Shell reduces water use but plants operating less efficiently

Shell reduced the amount of fresh water it used by 6 million cubic metres in 2012 compared to 2011, mainly due to the company withdrawing less river water for its oil sands operations.

According to the company’s 2012 sustainability report, it reduced the use of fresh water to 203 million cubic metres, down from 209 million cubic metres in 2011.

Its downstream business accounted for around 75% of fresh-water used for the manufacture of oil products and chemicals, leaving the remaining 25% to its upstream operations.

The company said that at its major facilities in water-scarce areas, it is developing water management plans that include how its operations will minimise water use and increase water recycling.

“We expect that our fresh-water use will change over time in line with our portfolio and our efforts to use water more efficiently,” the report states.

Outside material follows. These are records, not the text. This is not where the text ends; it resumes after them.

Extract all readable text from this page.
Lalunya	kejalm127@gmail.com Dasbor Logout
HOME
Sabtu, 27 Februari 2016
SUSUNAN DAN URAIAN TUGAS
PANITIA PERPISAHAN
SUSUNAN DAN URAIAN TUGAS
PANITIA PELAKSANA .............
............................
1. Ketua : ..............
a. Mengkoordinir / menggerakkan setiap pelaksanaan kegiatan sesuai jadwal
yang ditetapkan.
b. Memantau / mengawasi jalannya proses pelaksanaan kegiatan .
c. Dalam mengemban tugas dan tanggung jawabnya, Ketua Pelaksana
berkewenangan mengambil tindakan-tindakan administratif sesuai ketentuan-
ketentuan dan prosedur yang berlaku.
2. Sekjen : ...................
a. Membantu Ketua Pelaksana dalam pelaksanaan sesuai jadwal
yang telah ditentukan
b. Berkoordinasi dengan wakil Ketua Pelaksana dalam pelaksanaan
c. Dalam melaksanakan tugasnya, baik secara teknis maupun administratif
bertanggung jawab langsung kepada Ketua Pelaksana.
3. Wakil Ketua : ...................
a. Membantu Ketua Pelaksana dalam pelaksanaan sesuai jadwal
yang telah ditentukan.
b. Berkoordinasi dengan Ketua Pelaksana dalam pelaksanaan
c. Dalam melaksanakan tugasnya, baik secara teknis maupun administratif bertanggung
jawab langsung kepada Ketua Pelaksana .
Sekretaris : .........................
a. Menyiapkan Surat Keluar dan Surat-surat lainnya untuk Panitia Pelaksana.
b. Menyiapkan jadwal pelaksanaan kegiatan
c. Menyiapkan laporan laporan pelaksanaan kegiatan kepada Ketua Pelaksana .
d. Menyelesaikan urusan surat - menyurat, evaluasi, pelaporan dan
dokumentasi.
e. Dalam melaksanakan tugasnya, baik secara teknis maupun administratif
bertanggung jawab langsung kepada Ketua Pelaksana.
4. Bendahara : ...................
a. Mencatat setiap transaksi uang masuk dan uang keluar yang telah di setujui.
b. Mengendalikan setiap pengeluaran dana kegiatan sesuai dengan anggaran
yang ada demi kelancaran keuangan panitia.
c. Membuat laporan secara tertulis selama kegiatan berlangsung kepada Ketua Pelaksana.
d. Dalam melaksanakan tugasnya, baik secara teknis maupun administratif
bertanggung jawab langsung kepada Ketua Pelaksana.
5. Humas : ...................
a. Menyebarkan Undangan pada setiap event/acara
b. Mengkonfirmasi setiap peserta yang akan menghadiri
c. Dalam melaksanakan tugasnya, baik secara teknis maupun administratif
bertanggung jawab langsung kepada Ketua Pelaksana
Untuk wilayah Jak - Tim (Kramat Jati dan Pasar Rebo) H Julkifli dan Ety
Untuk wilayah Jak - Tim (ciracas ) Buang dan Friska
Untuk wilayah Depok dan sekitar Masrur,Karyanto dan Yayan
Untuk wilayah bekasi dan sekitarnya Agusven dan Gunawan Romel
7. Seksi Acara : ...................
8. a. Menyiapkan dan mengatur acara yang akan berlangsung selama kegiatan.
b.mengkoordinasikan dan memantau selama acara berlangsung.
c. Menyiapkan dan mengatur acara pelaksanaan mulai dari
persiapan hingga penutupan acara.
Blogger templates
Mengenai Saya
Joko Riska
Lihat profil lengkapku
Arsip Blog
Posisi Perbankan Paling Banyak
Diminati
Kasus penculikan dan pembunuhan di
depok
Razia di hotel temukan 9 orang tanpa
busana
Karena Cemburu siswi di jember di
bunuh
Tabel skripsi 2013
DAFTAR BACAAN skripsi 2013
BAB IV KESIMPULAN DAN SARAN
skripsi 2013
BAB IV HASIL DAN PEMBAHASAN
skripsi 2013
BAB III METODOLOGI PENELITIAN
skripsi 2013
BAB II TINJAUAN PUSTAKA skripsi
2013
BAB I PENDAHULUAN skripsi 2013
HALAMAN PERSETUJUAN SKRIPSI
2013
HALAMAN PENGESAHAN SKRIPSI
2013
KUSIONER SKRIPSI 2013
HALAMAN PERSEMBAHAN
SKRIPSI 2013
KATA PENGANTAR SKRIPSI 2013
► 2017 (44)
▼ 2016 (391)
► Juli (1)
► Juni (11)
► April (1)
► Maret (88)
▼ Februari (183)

Shell also reported a 2 million tonne decrease of CO2 equivalent in 2012 from 2011. Direct GHG emissions from facilities it operates reached 72 million tonnes of CO2-equivalent in 2012, a decrease from 74 million tonnes of CO2 in 2011.

“The main reasons for this drop were reduced flaring in Nigeria and divestments in our downstream business. These were partly offset by the ramp-up of production at the Pearl GTL plant in Qatar” it said.

Around 55% of the company’s GHG emissions came from the refineries and chemical plants in its downstream business, while the production of oil and gas in its upstream business accounted for over 40% of GHG emissions, with shipping activities forming less than 5%.

Looking at its indirect GHG emissions from energy purchased, such as electricity, heat and steam, the company recorded a 1 million tonne decrease of CO2-equivalent in 2012 from 2011. It reported 9 million tonnes on a CO2-equivalent basis in 2012.

“We estimate that the CO2 emissions from the use of our refinery and natural gas products were around 580 million tonnes in 2012,” it added.

However, in 2012 the overall energy efficiency for the production of oil and gas in the company’s upstream business worsened compared to 2011. This was due to rising production of hydrocarbons that need more energy to access and increased drilling activity.

“The overall energy efficiency of our chemical plants worsened in 2012 compared to 2011, as some of our larger plants operated less efficiently,” the company said.

“We expect that maintaining the energy efficiency levels of recent years will be more difficult in the future as existing fields age and production comes from more energy-intensive sources”.